The Sample Return Robot Challenge, sponsored by NASA’s Space Technology Mission Directorate, offered a total $1.5 million to teams that could demonstrate an autonomous capability to locate and retrieve specific sample types from various locations over the wide and varied terrain of Institute Park and return those samples to a designated zone in a specified amount of time with limited mapping data.
Over the past five years, more than 40 teams have vied for bragging rights and the $1.5 million top prize.
The competition area included open rolling terrain, granular medium-soft soil, and immovable obstacles such as trees, large rocks, and water. A pre-cached sample and several other samples were located in smaller sampling zones within the larger roving area. Teams were given aerial/geological/topographic maps with appropriate orbital resolution, including the location of the starting position and a pre-cached sample.
Samples had different point values and the prizes were determined based on the scores for number and point value of samples collected and returned to the starting location. In order to win a Level 1 prize, a robot would have to autonomously navigate at all times and retrieve a pre-cached sample within the 30-minute time limit.
During the award presentation on the Quad, Bolden thanked President Leshin for sponsoring the Sample Return Robot program and assisting the U.S. space program.
“It’s great to be here at WPI, at what I call the front lines of innovation, at school that really puts the field of robotics our front,” Bolden said. “Recognizing these great sample return robot teams today is another milestone on our journey to Mars. These efforts are advancing our abilities on many fronts. One day, robots like these will be able to assist humans to study Mars from the planet’s surface.”
Rounding out the second and third places were MAXed Out, of Santa Clara, Calif., and Team Survey of Los Angeles, respectively.
Bolden said that NASA’s journey to Mars will rely on many robotic capabilities, including some demonstrated during the competition held here.

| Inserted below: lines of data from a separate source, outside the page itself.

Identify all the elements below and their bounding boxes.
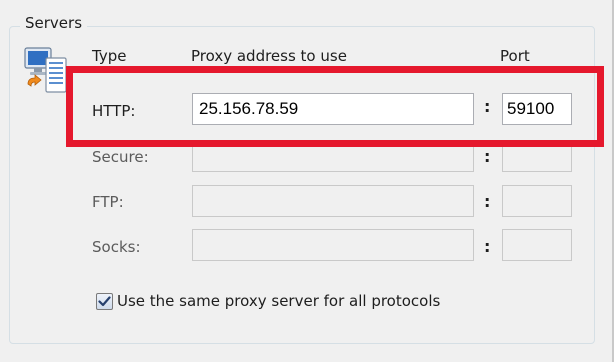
ftp-port-input[interactable] [502, 185, 572, 217]
http-row-highlight [66, 66, 604, 147]
socks-label: Socks: [92, 238, 141, 256]
socks-port-input[interactable] [502, 229, 572, 261]
same-proxy-checkbox[interactable] [96, 292, 113, 310]
socks-port-separator: : [484, 237, 491, 256]
checkmark-icon [98, 295, 111, 306]
secure-port-separator: : [484, 147, 491, 166]
servers-group-title: Servers [20, 13, 88, 33]
address-column-header: Proxy address to use [191, 47, 347, 65]
type-column-header: Type [92, 47, 127, 65]
socks-address-input[interactable] [192, 229, 474, 261]
ftp-port-separator: : [484, 192, 491, 211]
port-column-header: Port [500, 47, 530, 65]
same-proxy-label: Use the same proxy server for all protoc… [117, 292, 441, 310]
ftp-label: FTP: [92, 193, 124, 211]
servers-network-icon [24, 47, 67, 93]
ftp-address-input[interactable] [192, 185, 474, 217]
secure-label: Secure: [92, 148, 149, 166]
same-proxy-option[interactable]: Use the same proxy server for all protoc… [96, 291, 440, 311]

“Technology drives exploration, and the technology you’ve been working on shows progress and maturity,” he said. “That’s just how we’re going to get to Mars. A stepping stone approach that builds on successive milestones, moving us from lower orbit to deep space and onward to the Red Planet.”
Bolden was joined on the stage by Leshin; Dennis Andrucyk, deputy associate administrator, NASA’s Space Technology Mission Directorate; U.S. Rep. Jim McGovern (D-Mass.); and state senator Harriette Chandler (D-Worcester), who delivered proclamations from their respective legislative bodies and congratulated WPI on sponsoring the competition.

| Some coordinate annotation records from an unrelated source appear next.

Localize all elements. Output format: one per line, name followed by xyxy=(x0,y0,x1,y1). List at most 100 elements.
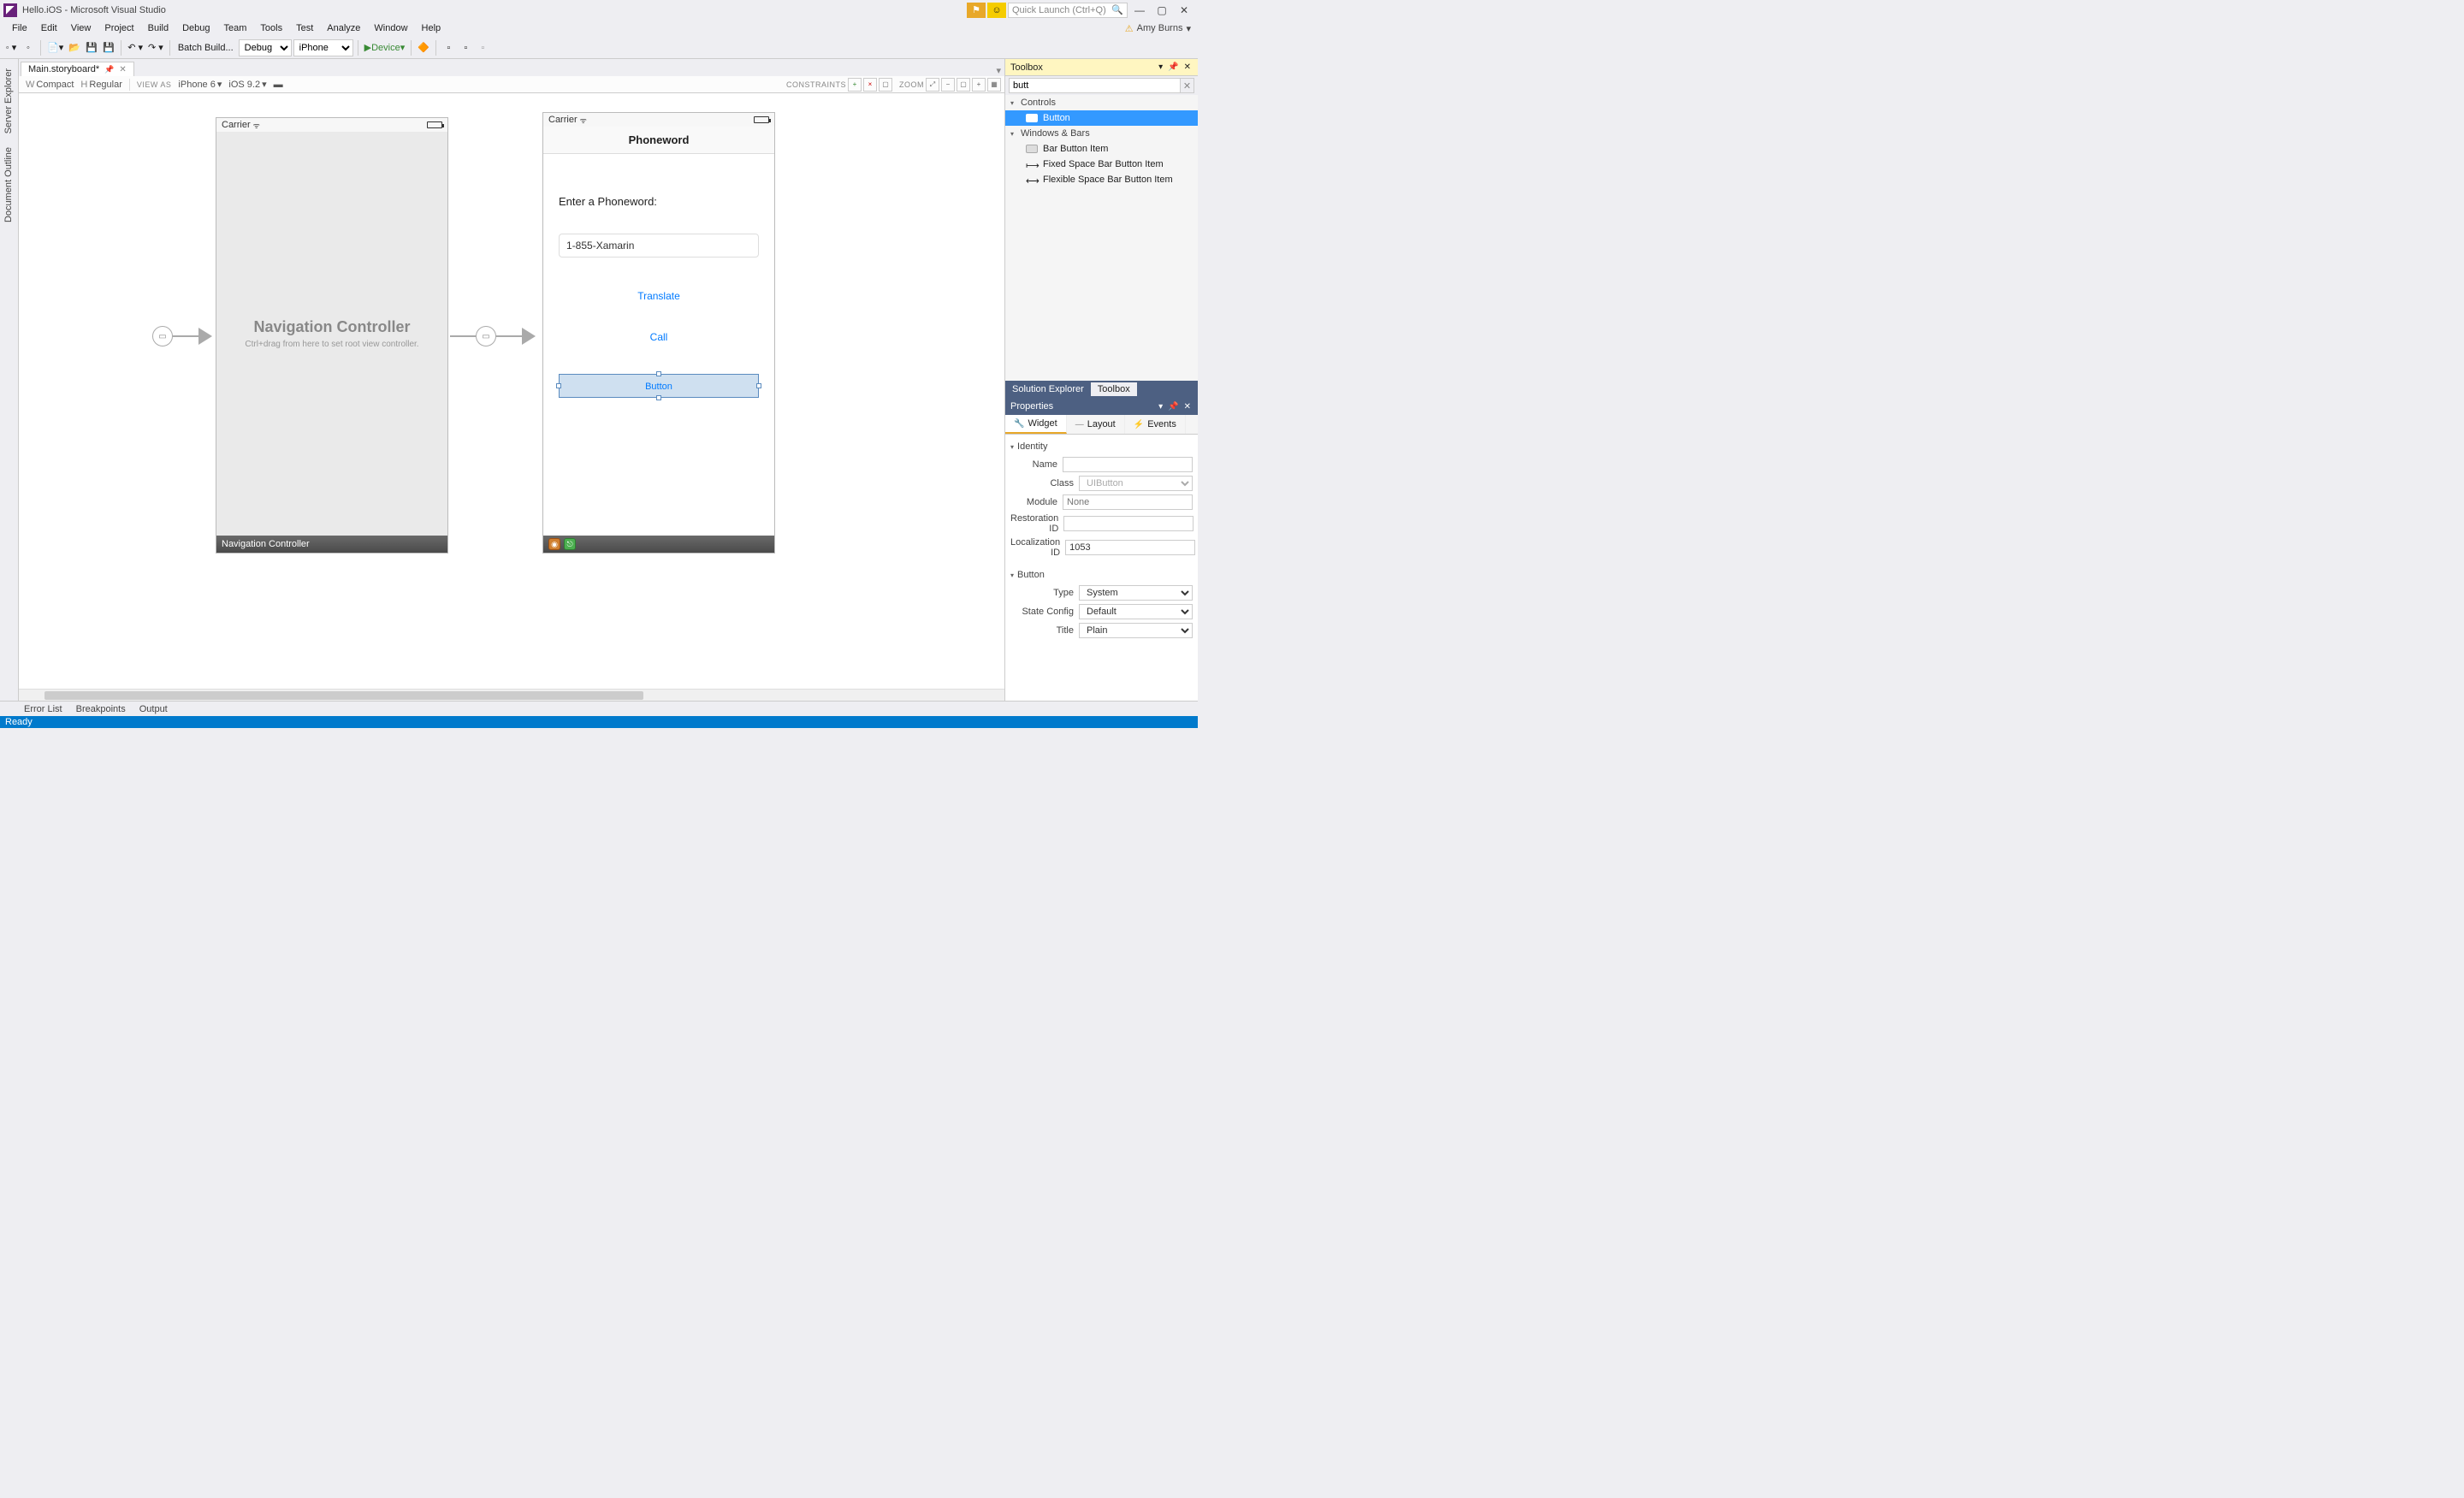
prop-type-select[interactable]: System xyxy=(1079,585,1193,601)
panel-close-icon[interactable]: ✕ xyxy=(1182,402,1193,412)
panel-menu-icon[interactable]: ▾ xyxy=(1157,402,1164,412)
menu-file[interactable]: File xyxy=(5,21,34,35)
prop-localization-input[interactable] xyxy=(1065,540,1195,555)
menu-edit[interactable]: Edit xyxy=(34,21,64,35)
pin-icon[interactable]: 📌 xyxy=(104,65,114,74)
view-controller-icon[interactable]: ◉ xyxy=(548,538,560,550)
entry-point-icon[interactable]: ▭ xyxy=(152,326,173,346)
toolbar-icon-1[interactable]: 🔶 xyxy=(416,39,431,56)
toolbox-item-fixed-space[interactable]: ⟼ Fixed Space Bar Button Item xyxy=(1005,157,1198,172)
size-class-w[interactable]: WWCompactCompact xyxy=(22,80,77,90)
phoneword-scene[interactable]: Carrierᯤ Phoneword Enter a Phoneword: 1-… xyxy=(542,112,775,554)
properties-tab-layout[interactable]: — Layout xyxy=(1067,415,1125,434)
new-project-button[interactable]: 📄▾ xyxy=(45,39,65,56)
panel-close-icon[interactable]: ✕ xyxy=(1182,62,1193,72)
menu-analyze[interactable]: Analyze xyxy=(320,21,367,35)
toolbar-icon-3[interactable]: ▫ xyxy=(458,39,473,56)
close-tab-icon[interactable]: ✕ xyxy=(119,65,126,74)
translate-button[interactable]: Translate xyxy=(559,290,759,302)
call-button[interactable]: Call xyxy=(559,331,759,343)
new-button-selected[interactable]: Button xyxy=(559,374,759,398)
panel-menu-icon[interactable]: ▾ xyxy=(1157,62,1164,72)
breakpoints-tab[interactable]: Breakpoints xyxy=(69,702,133,716)
horizontal-scrollbar[interactable] xyxy=(19,689,1004,701)
ios-select[interactable]: iOS 9.2 ▾ xyxy=(225,79,270,90)
prop-restoration-input[interactable] xyxy=(1063,516,1194,531)
batch-build-button[interactable]: Batch Build... xyxy=(175,43,237,53)
zoom-in-icon[interactable]: + xyxy=(972,78,986,92)
toolbox-item-bar-button[interactable]: Bar Button Item xyxy=(1005,141,1198,157)
error-list-tab[interactable]: Error List xyxy=(17,702,69,716)
save-button[interactable]: 💾 xyxy=(84,39,99,56)
platform-select[interactable]: iPhone xyxy=(293,39,353,56)
segue-icon[interactable]: ▭ xyxy=(476,326,496,346)
toolbox-group-controls[interactable]: ▾ Controls xyxy=(1005,95,1198,110)
panel-pin-icon[interactable]: 📌 xyxy=(1166,402,1180,412)
prop-state-select[interactable]: Default xyxy=(1079,604,1193,619)
prompt-label[interactable]: Enter a Phoneword: xyxy=(559,195,759,208)
menu-build[interactable]: Build xyxy=(141,21,175,35)
toolbox-tab[interactable]: Toolbox xyxy=(1091,382,1137,396)
navigation-controller-scene[interactable]: Carrierᯤ Navigation Controller Ctrl+drag… xyxy=(216,117,448,554)
menu-window[interactable]: Window xyxy=(367,21,414,35)
resize-handle-n[interactable] xyxy=(656,371,661,376)
nav-fwd-button[interactable]: ◦ xyxy=(21,39,36,56)
nav-bar-title[interactable]: Phoneword xyxy=(543,127,774,154)
config-select[interactable]: Debug xyxy=(239,39,292,56)
redo-button[interactable]: ↷ ▾ xyxy=(146,39,165,56)
toolbox-search-clear[interactable]: ✕ xyxy=(1181,78,1194,93)
tab-overflow-button[interactable]: ▾ xyxy=(996,65,1004,76)
identity-group-header[interactable]: ▾ Identity xyxy=(1010,438,1193,455)
zoom-fit-icon[interactable]: ⤢ xyxy=(926,78,939,92)
prop-class-select[interactable]: UIButton xyxy=(1079,476,1193,491)
prop-title-select[interactable]: Plain xyxy=(1079,623,1193,638)
toolbox-group-windows-bars[interactable]: ▾ Windows & Bars xyxy=(1005,126,1198,141)
constraint-frame-icon[interactable]: ▢ xyxy=(879,78,892,92)
open-button[interactable]: 📂 xyxy=(67,39,82,56)
prop-module-input[interactable] xyxy=(1063,494,1193,510)
user-account[interactable]: ⚠ Amy Burns ▾ xyxy=(1125,23,1198,34)
restore-button[interactable]: ▢ xyxy=(1152,3,1172,18)
constraint-add-icon[interactable]: + xyxy=(848,78,862,92)
device-select[interactable]: iPhone 6 ▾ xyxy=(175,79,225,90)
minimize-button[interactable]: — xyxy=(1129,3,1150,18)
properties-tab-widget[interactable]: 🔧 Widget xyxy=(1005,415,1067,434)
document-outline-tab[interactable]: Document Outline xyxy=(0,141,17,228)
button-group-header[interactable]: ▾ Button xyxy=(1010,566,1193,583)
quick-launch-input[interactable]: Quick Launch (Ctrl+Q) 🔍 xyxy=(1008,3,1128,18)
solution-explorer-tab[interactable]: Solution Explorer xyxy=(1005,382,1091,396)
nav-back-button[interactable]: ◦ ▾ xyxy=(3,39,19,56)
zoom-actual-icon[interactable]: ▢ xyxy=(957,78,970,92)
toolbox-item-flexible-space[interactable]: ⟷ Flexible Space Bar Button Item xyxy=(1005,172,1198,187)
server-explorer-tab[interactable]: Server Explorer xyxy=(0,62,17,139)
save-all-button[interactable]: 💾 xyxy=(101,39,116,56)
undo-button[interactable]: ↶ ▾ xyxy=(126,39,145,56)
resize-handle-s[interactable] xyxy=(656,395,661,400)
properties-tab-events[interactable]: ⚡ Events xyxy=(1125,415,1186,434)
size-class-h[interactable]: HRegular xyxy=(77,80,125,90)
menu-tools[interactable]: Tools xyxy=(253,21,289,35)
panel-pin-icon[interactable]: 📌 xyxy=(1166,62,1180,72)
toolbox-item-button[interactable]: Button xyxy=(1005,110,1198,126)
notification-flag-icon[interactable]: ⚑ xyxy=(967,3,986,18)
orientation-icon[interactable]: ▬ xyxy=(270,80,287,90)
menu-help[interactable]: Help xyxy=(415,21,448,35)
toolbar-icon-2[interactable]: ▫ xyxy=(441,39,456,56)
grid-icon[interactable]: ▦ xyxy=(987,78,1001,92)
menu-project[interactable]: Project xyxy=(98,21,140,35)
run-button[interactable]: ▶ Device ▾ xyxy=(363,39,407,56)
scrollbar-thumb[interactable] xyxy=(44,691,643,700)
menu-test[interactable]: Test xyxy=(289,21,320,35)
phoneword-textfield[interactable]: 1-855-Xamarin xyxy=(559,234,759,258)
menu-team[interactable]: Team xyxy=(217,21,254,35)
feedback-smile-icon[interactable]: ☺ xyxy=(987,3,1006,18)
constraint-remove-icon[interactable]: × xyxy=(863,78,877,92)
toolbar-icon-4[interactable]: ▫ xyxy=(475,39,490,56)
close-button[interactable]: ✕ xyxy=(1174,3,1194,18)
toolbox-search-input[interactable] xyxy=(1009,78,1181,93)
menu-view[interactable]: View xyxy=(64,21,98,35)
resize-handle-e[interactable] xyxy=(756,383,761,388)
menu-debug[interactable]: Debug xyxy=(175,21,216,35)
storyboard-canvas[interactable]: ▭ Carrierᯤ Navigation Controller Ctrl+dr… xyxy=(19,93,1004,689)
document-tab-storyboard[interactable]: Main.storyboard* 📌 ✕ xyxy=(21,62,134,76)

Leshin recalled meeting Bolden, a former Marine aviator and astronaut, after he was appointed director in 2009 by President Obama. Earlier in her career she served as the deputy director of NASA’s Exploration Systems Mission Directorate, where she was responsible for oversight of NASA’s future human spaceflight programs and activities. She also served as the director of science and exploration at NASA’s Goddard Space Flight Center.
“This challenge is near and dear to my heart,” Leshin said, pointing out that she is a member of the Mars Curiosity science team, and someone who has worked to advance the efforts to bring Mars samples to Earth. “It’s really exciting today to see the space technology mission directorate so successful in advancing innovation.
“I’m thrilled to see the technological advances toward the key part of our journey to Mars. I look forward to the day when the technologies brought forth here will enable that first Mars surface sample return mission. It’s going to be a great thing.”
Bolden later took a tour of WPI’s robotics facilities.
Yesterday’s announcement comes as NASA readies for tomorrow’s (Sept. 8) launch of the Regolith Explorer spacecraft, which will travel to a near-Earth asteroid, called Bennu, and bring at least a 2.1-ounce sample back to Earth for study. The mission will help scientists investigate how planets formed and how life began, as well as improve our understanding of asteroids that could impact Earth.
The launch is scheduled for 7:05 p.m. As planned, the spacecraft will reach its asteroid target in 2018 and return a sample to Earth in 2023.